These last weeks have found our team putting together the front and backend components of the Gin prototype. Our efforts have centred on establishing a single repository on Github, currently administered by Michelle, where Vincent and Leemor’s frontend code has been integrated. We now have a platform for future developers to start from.

For a future UCOSP team getting started with this project I would recommend establishing a work flow with github as soon as possible. We have found that an effective model involves using a single repository to avoid drift between team member’s work that can grow into headaches when it comes time to merge code. A live voice or text chat open across team members during planned work sessions is also valuable in addition to weekly meetings and an actively used mailing list.

Hosting on a public repository such as Github will be essential as this project matures into a proper open source endeavour. Remember that this project is designed to be adopted by anybody; it is vital that all work be maintained in one public location.

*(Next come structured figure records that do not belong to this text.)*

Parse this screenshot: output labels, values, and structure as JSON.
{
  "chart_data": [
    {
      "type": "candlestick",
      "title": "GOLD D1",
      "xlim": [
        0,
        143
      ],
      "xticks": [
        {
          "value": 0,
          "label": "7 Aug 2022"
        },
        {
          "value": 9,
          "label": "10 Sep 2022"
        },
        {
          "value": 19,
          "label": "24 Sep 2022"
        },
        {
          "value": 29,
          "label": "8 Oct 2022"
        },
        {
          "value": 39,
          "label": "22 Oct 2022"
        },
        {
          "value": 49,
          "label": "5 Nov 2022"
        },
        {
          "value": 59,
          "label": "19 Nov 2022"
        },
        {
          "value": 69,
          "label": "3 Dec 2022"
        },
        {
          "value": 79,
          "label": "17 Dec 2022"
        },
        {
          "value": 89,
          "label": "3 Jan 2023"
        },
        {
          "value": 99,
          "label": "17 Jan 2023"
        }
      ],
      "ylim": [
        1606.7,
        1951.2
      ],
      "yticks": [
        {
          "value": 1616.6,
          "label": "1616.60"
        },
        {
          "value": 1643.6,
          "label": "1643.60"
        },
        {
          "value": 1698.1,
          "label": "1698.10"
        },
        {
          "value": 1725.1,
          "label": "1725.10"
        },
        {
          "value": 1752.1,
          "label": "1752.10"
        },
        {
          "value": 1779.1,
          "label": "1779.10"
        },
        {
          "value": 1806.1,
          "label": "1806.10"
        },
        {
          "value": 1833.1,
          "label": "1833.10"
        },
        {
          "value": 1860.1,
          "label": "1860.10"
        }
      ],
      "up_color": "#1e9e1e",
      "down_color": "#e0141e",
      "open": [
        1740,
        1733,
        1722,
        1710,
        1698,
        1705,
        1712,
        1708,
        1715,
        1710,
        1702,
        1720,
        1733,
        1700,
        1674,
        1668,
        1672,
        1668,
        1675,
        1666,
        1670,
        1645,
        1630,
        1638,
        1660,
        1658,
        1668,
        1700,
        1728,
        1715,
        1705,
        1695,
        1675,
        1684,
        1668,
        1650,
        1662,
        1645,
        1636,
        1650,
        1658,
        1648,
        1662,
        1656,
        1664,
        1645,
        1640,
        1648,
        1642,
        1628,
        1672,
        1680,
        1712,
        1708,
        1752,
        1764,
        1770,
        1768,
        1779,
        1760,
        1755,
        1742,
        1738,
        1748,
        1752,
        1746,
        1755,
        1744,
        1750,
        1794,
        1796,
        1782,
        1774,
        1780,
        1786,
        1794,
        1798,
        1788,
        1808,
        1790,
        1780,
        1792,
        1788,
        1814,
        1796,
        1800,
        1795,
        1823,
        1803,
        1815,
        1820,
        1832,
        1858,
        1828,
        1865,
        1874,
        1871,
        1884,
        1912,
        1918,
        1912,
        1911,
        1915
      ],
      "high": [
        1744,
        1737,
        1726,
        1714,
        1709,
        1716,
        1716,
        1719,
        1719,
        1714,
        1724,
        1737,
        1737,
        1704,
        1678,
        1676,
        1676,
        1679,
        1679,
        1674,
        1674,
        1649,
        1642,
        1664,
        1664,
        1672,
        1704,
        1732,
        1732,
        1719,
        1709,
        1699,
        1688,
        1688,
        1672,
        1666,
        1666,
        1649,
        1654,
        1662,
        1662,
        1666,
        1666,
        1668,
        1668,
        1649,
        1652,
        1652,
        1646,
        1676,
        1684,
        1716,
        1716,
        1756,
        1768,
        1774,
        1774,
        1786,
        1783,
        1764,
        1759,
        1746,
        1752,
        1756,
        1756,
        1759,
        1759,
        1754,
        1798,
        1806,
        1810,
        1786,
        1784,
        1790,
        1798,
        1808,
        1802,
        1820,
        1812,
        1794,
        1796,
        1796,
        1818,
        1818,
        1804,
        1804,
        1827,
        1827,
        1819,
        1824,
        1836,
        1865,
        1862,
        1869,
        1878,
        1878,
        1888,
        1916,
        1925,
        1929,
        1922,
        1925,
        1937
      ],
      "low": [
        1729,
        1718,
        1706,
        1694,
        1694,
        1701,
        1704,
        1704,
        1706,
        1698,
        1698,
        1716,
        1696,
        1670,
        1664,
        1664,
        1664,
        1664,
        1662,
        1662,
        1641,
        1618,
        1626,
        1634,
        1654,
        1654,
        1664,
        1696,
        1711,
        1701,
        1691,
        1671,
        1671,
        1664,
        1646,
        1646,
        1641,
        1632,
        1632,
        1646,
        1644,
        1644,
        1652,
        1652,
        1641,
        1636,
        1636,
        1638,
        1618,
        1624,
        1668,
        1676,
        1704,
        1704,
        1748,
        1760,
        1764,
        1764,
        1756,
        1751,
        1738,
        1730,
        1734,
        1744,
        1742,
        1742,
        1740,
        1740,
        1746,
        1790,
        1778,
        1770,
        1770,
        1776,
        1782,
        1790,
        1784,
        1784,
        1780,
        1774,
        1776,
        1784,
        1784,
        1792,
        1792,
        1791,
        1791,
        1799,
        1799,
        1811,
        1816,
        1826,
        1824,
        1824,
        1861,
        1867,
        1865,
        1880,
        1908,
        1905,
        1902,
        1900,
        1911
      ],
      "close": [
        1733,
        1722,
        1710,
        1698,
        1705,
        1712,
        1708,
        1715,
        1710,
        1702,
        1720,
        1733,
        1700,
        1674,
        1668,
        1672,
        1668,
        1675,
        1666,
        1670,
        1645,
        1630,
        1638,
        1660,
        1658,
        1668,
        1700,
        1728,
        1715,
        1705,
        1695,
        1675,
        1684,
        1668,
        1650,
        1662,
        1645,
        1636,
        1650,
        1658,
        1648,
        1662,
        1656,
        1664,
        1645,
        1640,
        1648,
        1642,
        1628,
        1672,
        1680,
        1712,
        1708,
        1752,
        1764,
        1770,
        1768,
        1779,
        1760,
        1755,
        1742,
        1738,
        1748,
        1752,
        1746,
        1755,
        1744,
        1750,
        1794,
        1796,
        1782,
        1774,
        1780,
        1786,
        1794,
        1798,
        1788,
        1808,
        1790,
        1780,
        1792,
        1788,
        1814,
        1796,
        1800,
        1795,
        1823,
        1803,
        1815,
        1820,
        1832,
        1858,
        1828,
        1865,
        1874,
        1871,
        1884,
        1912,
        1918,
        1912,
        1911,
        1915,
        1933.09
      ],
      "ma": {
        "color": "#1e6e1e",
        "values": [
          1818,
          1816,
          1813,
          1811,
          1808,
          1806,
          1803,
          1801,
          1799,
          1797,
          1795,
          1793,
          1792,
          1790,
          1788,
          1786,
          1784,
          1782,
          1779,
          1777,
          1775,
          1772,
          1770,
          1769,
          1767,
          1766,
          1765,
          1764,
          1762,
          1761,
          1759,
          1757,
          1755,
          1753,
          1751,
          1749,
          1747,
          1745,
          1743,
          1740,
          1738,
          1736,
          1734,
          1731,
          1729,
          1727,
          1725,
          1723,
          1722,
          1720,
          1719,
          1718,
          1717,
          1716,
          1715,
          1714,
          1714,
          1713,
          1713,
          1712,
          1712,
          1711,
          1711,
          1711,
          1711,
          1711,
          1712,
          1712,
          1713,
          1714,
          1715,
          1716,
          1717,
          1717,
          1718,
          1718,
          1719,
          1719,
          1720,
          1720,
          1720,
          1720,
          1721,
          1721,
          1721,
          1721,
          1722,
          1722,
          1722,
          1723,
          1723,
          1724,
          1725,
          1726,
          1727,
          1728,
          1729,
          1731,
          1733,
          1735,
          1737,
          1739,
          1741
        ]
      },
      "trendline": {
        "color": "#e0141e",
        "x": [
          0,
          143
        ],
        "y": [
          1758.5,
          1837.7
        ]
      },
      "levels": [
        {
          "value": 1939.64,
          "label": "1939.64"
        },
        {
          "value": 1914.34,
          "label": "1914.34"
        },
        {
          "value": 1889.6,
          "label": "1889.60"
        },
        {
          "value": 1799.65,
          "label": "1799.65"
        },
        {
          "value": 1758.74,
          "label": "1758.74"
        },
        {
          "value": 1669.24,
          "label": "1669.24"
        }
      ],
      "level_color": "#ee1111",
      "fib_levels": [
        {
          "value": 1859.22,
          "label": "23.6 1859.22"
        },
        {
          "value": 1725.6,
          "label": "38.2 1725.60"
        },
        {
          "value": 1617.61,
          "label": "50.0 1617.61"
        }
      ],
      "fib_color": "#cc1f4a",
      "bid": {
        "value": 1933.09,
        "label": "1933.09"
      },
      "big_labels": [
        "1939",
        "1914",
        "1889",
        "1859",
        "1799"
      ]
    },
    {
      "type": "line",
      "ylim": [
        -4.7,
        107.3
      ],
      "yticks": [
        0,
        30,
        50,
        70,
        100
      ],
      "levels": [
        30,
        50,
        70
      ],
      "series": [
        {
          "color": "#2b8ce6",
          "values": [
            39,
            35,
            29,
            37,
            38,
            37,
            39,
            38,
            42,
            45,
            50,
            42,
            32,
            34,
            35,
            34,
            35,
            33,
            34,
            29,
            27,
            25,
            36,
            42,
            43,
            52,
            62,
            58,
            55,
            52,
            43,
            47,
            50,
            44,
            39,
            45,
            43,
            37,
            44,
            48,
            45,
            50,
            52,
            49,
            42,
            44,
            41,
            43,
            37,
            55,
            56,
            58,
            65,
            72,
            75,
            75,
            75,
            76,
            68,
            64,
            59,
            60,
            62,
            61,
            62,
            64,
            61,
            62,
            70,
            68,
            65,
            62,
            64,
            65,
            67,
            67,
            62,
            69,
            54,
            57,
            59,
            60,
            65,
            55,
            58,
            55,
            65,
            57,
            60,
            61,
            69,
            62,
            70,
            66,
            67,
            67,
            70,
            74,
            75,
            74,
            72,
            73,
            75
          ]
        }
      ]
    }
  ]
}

To get started should be a matter of installing Django and cloning the Gin repository. Keep in mind that we have not been publishing all essential files for a complete Django project! The most glaring omissions to resolve before running the server from the repo will be settings.py and manage.py (For a complete list view the .gitignore file.) The best way to generate these is to create a new Django project and copy over what’s missing as a template.

You will also need a database, which we do not include on github. These can be initialized from the project’s schema using django’s built-in utilities. I recommend creating a seed file to distribute among the team for the sake of testing or demonstrating features. There is a shell script in the github repo to assist with this.

Some other tools we have found useful are ArgoUML and Balsamique to share visualizations of project goals. A UML diagram for the backend API, for example, is a lifesaver. Above all, I highly recommend working through a Git and Django tutorial:



A solid platform on which a range of data collection and retrieval strategies remains open will continue to inspire contributors as this project matures. Following VC news aggregators is a great source of inspiration for social media analysis because many startups and social media ventures tend to encounter similar issues we have with planning ahead for scale (cf. http://www.slideshare.net/dibau_naum_h/large-scale-processing-with-django) and deciding on which database technologies are best suited for our purpose. This recent blog post discusses using Google chrome’s open source n-gram model based language detection feature, with python bindings: http://blog.mikemccandless.com/2011/10/language-detection-with-googles-compact.html and don’t forget to follow Google’s chart API (http://code.google.com/apis/chart/interactive/docs/more_charts.html) to remember what interesting visualizations can be integrated with your working Gin dataset with some careful planning.

Good luck!